Mick Taylor gets his (rumored) moment to break out his writing chops on "100 Years Ago," one of the best songs the Stones have ever penned. Jagger owns the verse: "What tender days, we had no secrets hid away / Seems about a hundred years ago," and the chorus: "You're gonna kiss and say goodbye, yeah, I warn you." Picking up where Exile left off, Mick not only longs for innocent love, but he's also confident in the fact that he'll never see it again. In that regard, many of the songs on Goats possess conflicting views of women. Look no further than "Silver Train," where Mick diffidently tells us that he “sure love(s) the way that she laughed and took my money,” only to ask on the following song, “Why do you hide your love?”

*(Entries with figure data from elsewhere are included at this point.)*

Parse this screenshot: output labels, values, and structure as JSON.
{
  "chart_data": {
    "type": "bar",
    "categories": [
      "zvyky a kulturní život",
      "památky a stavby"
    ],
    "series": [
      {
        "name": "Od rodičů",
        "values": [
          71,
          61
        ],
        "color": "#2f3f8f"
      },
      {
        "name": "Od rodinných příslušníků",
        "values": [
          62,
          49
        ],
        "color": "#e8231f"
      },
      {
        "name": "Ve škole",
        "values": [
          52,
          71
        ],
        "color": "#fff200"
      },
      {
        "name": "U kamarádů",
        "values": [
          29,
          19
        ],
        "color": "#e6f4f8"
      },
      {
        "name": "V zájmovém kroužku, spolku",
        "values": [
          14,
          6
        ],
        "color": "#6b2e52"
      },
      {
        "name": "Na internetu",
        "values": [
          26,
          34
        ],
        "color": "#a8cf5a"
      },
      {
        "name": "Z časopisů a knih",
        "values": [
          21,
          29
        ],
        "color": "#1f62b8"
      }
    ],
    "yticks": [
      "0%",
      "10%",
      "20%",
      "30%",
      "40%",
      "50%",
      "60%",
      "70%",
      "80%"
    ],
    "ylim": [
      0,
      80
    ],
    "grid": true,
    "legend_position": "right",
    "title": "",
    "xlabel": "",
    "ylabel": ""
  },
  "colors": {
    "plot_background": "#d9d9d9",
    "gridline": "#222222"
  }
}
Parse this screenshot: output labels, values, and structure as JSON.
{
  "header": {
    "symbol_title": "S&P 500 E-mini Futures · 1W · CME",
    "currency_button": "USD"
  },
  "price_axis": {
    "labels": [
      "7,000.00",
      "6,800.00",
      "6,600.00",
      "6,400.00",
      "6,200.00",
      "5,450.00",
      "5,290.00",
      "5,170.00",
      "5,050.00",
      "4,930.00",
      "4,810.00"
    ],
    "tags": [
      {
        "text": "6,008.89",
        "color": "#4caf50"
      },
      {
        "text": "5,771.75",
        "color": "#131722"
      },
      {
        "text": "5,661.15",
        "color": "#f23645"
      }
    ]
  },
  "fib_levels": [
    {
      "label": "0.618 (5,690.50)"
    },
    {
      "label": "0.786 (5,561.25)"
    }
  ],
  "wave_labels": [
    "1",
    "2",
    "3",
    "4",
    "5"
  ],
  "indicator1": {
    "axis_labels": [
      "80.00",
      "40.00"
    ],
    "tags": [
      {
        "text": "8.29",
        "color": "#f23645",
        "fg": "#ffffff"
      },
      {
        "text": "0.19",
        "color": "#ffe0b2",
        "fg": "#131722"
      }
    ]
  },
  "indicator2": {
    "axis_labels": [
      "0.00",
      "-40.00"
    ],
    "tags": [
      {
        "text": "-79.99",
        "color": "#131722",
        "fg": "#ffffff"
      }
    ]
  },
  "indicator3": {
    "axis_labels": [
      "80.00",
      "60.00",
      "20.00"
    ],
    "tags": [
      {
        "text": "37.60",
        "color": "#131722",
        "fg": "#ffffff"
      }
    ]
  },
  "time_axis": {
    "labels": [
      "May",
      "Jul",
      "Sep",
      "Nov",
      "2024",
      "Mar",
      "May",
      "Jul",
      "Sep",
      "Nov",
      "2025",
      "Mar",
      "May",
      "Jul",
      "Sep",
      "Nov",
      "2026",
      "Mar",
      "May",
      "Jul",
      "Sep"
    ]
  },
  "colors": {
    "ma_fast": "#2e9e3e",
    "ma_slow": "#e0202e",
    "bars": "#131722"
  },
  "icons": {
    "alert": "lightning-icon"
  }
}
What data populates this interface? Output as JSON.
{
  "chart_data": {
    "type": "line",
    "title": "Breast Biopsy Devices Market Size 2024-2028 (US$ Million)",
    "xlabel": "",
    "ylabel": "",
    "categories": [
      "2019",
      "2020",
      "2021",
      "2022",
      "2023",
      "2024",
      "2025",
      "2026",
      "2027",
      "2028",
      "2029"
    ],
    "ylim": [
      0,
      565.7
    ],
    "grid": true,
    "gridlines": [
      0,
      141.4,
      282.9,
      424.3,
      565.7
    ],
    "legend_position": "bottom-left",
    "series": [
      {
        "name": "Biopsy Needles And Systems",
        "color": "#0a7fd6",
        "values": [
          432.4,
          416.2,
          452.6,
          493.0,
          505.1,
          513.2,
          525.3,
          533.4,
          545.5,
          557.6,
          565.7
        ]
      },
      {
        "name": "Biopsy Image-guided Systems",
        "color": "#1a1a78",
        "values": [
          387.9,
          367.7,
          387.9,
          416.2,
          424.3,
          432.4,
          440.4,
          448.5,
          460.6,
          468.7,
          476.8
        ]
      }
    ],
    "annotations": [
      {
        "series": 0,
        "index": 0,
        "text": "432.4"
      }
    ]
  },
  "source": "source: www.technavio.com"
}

Mick’s doubt culminates in "Star Star," originally titled "Starfucker," arguably the most misogynistic, sleaziest track in the Stones canon. But unlike, say, "Shattered" and "Brown Sugar," "Star Star" doesn't celebrate hedonism and carnality, it spits in its face. Referring to the groupies that come along for the ride on the road, Mick bites into it: "Lead guitars and movie stars / Get their tongues beneath your hood," followed by his allowance: "I bet you keep your pussy clean." Concluding on that note, he leaves the listener as confused as ever. While it’s easy to assume that Jagger is ending an album that questions women with a middle finger, who’s to say that it’s not a self-conscious shield protecting his “manliness”? Taken with the rest of the album, it makes more sense to assume the latter. But that’s the thing about Goats, it’s such a mess of contradictions that there’s really no right or wrong answer.

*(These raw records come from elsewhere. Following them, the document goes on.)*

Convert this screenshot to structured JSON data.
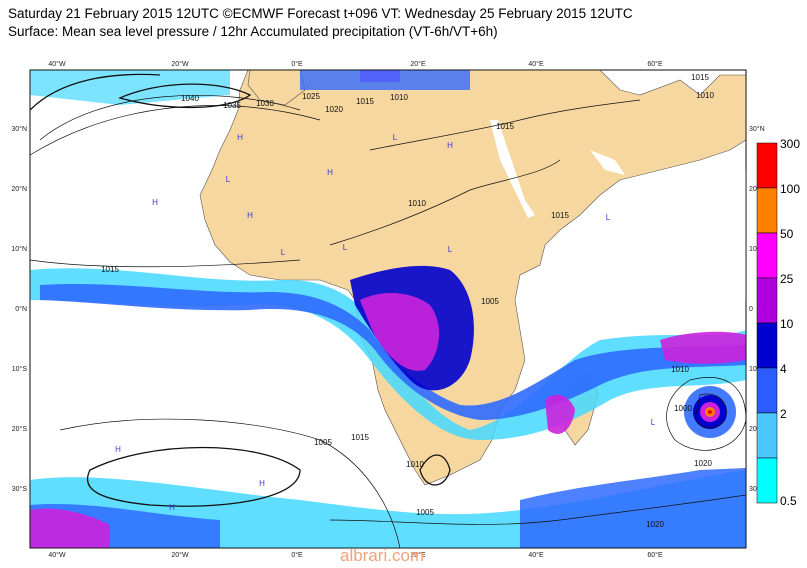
{
  "header": {
    "line1": "Saturday 21 February 2015 12UTC ©ECMWF Forecast t+096 VT: Wednesday 25 February 2015 12UTC",
    "line2": "Surface: Mean sea level pressure / 12hr Accumulated precipitation (VT-6h/VT+6h)"
  },
  "axes": {
    "top_lon": [
      "40°W",
      "20°W",
      "0°E",
      "20°E",
      "40°E",
      "60°E"
    ],
    "bottom_lon": [
      "40°W",
      "20°W",
      "0°E",
      "20°E",
      "40°E",
      "60°E"
    ],
    "left_lat": [
      "30°N",
      "20°N",
      "10°N",
      "0°N",
      "10°S",
      "20°S",
      "30°S"
    ],
    "right_lat": [
      "30°N",
      "20",
      "10",
      "0",
      "10",
      "20",
      "30"
    ]
  },
  "isobars": [
    "1040",
    "1035",
    "1030",
    "1025",
    "1020",
    "1015",
    "1010",
    "1015",
    "1010",
    "1015",
    "1005",
    "1010",
    "1015",
    "1005",
    "1005",
    "1010",
    "1000",
    "1020",
    "1020",
    "1015",
    "1010",
    "1015"
  ],
  "pressure_centers": [
    "H",
    "H",
    "H",
    "H",
    "H",
    "H",
    "H",
    "H",
    "L",
    "L",
    "L",
    "L",
    "L",
    "L",
    "L"
  ],
  "colorbar": {
    "labels": [
      "300",
      "100",
      "50",
      "25",
      "10",
      "4",
      "2",
      "0.5"
    ],
    "colors": [
      "#ff0000",
      "#ff7f00",
      "#ff00ff",
      "#b000e0",
      "#0000d0",
      "#2a5cff",
      "#4dc8ff",
      "#00ffff"
    ]
  },
  "colors": {
    "land": "#f7d7a0",
    "ocean": "#ffffff",
    "isobar": "#111111",
    "precip_light": "#44d8ff",
    "precip_mid": "#2f6bff",
    "precip_heavy": "#0000cc",
    "precip_magenta": "#cc22dd"
  },
  "watermark": "albrari.com"
}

In the piece "1973 Nervous Breakdown," Lester Bangs says of the Stones's efforts on Goats Head Soup:
When it gets like that, you've got to maintain a standard of surpassing brilliance just to keep up with yourself, even if the balance of your past work wasn't that brilliant. Because by the cumulative eminence of your enormous pile of past accomplishments and the mere fact that you have managed to sustain, you have set an impossible standard which you've gotta struggle constantly to meet if only to keep yourself from being drowned in all the scunge passing through.
He's right. Bangs didn't like Goats, but he nails why nobody else really liked the album either. After Exile everyone started to judge the group by what came before—and not what was in front of them. Compare it to Exile and, yeah, it’s a disappointment. But compare it to almost any other album post-Goats and there’s really no contest.

So let’s not compare. Goats is classic Stones: pretentious, drug-fueled, bluesy, bloozy, boozy, belligerent, and brilliant—a paradoxical record that acts as the legitimate conclusion to the classic Beggars to Exile period. No one said the end had to be pretty. Hell, there’s no way it couldn’t have been ugly. But when it comes to The Rolling Stones, I'll take ugly over beautiful any day of the week.